Saint Just chuckled quietly at that bit of self-deprecating wit. "Are they, Maggie? Ready to be carted off to Bedlam in their own straight waistcoats? Your sister Erin, whom I haven't yet had the pleasure of meeting, seems to have found her own path. Granted, one that leads away from her parents."
"But she lies about why she doesn't come home. You're not normal if you can't just stand up and say, no, folks, you make me nuts, and I'm not coming home anymore."
"Really? You come back here, while longing to stay away, because you can't say the words you expect Erin to say."
"I hate when you're logical. Erin lies and hides, I try to lie, and eventually buckle. Okay, so Erin and I are maybe working out the same problem, each in our own way. But Tate? Mom and Dad have always treated him like the golden child. Tate this, Tate that, Margaret, why can't you be more like Tate—all of that. And yet he's the one trying to pull the rug out from under them."
"You once told me that Tate bought the condo for your parents as a business investment."
"And to score points with Mom and Dad by telling them they could live in it as long as they wanted. Don't forget that one, Alex. Tate's all about scoring points, keeping score."
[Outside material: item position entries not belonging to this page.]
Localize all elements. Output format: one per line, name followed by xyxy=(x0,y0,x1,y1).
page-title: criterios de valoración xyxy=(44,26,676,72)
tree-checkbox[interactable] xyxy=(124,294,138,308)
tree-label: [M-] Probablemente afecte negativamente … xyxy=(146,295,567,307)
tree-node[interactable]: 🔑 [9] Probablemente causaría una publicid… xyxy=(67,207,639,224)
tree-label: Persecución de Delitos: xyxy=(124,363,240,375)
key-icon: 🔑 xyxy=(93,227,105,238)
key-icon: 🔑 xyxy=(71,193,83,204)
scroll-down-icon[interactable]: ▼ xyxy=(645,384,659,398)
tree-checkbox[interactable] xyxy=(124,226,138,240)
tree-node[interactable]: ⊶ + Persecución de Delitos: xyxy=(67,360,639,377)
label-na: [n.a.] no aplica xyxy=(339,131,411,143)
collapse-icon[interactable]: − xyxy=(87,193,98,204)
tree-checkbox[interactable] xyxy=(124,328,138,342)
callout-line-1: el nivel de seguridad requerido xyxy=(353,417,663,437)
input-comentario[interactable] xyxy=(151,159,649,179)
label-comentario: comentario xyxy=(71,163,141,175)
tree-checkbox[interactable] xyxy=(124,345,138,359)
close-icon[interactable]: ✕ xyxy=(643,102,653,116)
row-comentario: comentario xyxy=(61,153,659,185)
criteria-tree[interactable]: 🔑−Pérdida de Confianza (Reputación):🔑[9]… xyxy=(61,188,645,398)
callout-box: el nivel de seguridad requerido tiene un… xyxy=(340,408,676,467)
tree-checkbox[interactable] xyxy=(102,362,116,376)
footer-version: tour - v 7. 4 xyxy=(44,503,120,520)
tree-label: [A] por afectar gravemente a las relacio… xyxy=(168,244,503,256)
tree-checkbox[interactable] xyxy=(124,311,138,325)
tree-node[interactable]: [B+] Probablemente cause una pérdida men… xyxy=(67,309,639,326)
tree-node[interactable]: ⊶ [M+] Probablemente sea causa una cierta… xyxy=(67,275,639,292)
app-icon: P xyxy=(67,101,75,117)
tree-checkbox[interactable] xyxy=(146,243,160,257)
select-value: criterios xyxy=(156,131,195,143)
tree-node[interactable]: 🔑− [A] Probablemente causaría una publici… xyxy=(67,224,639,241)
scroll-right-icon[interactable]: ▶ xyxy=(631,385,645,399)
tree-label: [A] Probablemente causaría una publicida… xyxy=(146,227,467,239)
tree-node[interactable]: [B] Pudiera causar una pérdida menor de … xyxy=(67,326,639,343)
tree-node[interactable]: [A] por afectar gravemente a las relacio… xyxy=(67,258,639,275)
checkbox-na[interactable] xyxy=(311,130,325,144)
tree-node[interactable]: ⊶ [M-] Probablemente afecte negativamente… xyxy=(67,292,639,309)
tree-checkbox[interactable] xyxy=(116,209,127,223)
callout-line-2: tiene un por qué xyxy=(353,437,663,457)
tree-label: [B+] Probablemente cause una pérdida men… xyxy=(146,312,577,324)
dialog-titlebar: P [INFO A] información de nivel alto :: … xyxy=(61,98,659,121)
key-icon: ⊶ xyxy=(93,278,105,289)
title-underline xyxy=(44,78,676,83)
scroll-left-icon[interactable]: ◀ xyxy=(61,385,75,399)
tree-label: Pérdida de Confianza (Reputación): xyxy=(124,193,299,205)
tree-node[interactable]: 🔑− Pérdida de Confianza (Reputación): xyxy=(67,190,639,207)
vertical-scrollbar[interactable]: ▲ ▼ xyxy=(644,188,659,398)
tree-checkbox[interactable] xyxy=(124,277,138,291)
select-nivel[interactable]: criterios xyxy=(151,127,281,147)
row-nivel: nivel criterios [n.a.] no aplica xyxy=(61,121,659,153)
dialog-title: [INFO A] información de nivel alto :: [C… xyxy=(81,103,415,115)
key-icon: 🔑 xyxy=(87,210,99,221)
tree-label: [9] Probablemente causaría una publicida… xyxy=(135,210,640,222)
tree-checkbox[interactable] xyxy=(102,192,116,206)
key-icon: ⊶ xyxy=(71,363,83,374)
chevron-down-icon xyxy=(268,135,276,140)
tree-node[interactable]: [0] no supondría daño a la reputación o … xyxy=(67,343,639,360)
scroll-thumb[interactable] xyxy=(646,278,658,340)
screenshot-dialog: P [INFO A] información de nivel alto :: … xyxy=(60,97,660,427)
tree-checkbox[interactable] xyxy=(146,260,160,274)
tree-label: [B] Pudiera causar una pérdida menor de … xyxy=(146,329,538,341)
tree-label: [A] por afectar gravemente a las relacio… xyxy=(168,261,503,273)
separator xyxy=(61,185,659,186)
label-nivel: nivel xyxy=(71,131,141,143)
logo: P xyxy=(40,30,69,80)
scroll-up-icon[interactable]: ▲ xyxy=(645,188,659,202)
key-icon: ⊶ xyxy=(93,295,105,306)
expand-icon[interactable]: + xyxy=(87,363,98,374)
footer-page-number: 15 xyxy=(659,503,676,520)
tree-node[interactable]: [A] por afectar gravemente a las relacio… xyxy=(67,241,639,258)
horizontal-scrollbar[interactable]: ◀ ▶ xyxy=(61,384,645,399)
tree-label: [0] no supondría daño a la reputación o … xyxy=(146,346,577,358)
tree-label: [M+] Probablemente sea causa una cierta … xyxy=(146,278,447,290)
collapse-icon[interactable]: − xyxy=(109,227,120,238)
"Like a dog with a bone, aren't you, sweetings? But to return to my hastily assembled theory, if you don't mind? He may have suffered some business reversals, Maggie. If you'll recall, he rather blanched at the idea of producing the fifty-thousand dollars necessary for your father's release from the police station last evening. Selling your parents' house may give him the money he needs. Sean mentioned a half million-dollar profit."
"So Tate's cold-bloodedly planning to kick Mom and Dad to the curb—for money? Why didn't he just come to me? He knows I have money."
Saint Just smiled in the darkness. "Would you apply to your brother for funds, if you found yourself in need?"
"Are you kidding? I'd rather eat dirt."
"Yes. And it is to be assumed that your brother feels likewise. I could pity him, except for the fact that I believe he sees your father's current difficulties as a prod to induce your mother to file the divorce papers and leave Ocean City, and her embarrassment, behind."
"He's a snake," Maggie sneered. "My mother has nurtured a snake at her bosom."
"A very poetical if rather dated turn of phrase, one common to the Regency. And here you protest that your knowledge of the era runs into and out of your mind as if it is a sieve. We will not, of course, allow Tate to succeed in his plan—both his plans—so let us put the subject of your scaly brother to one side for the nonce."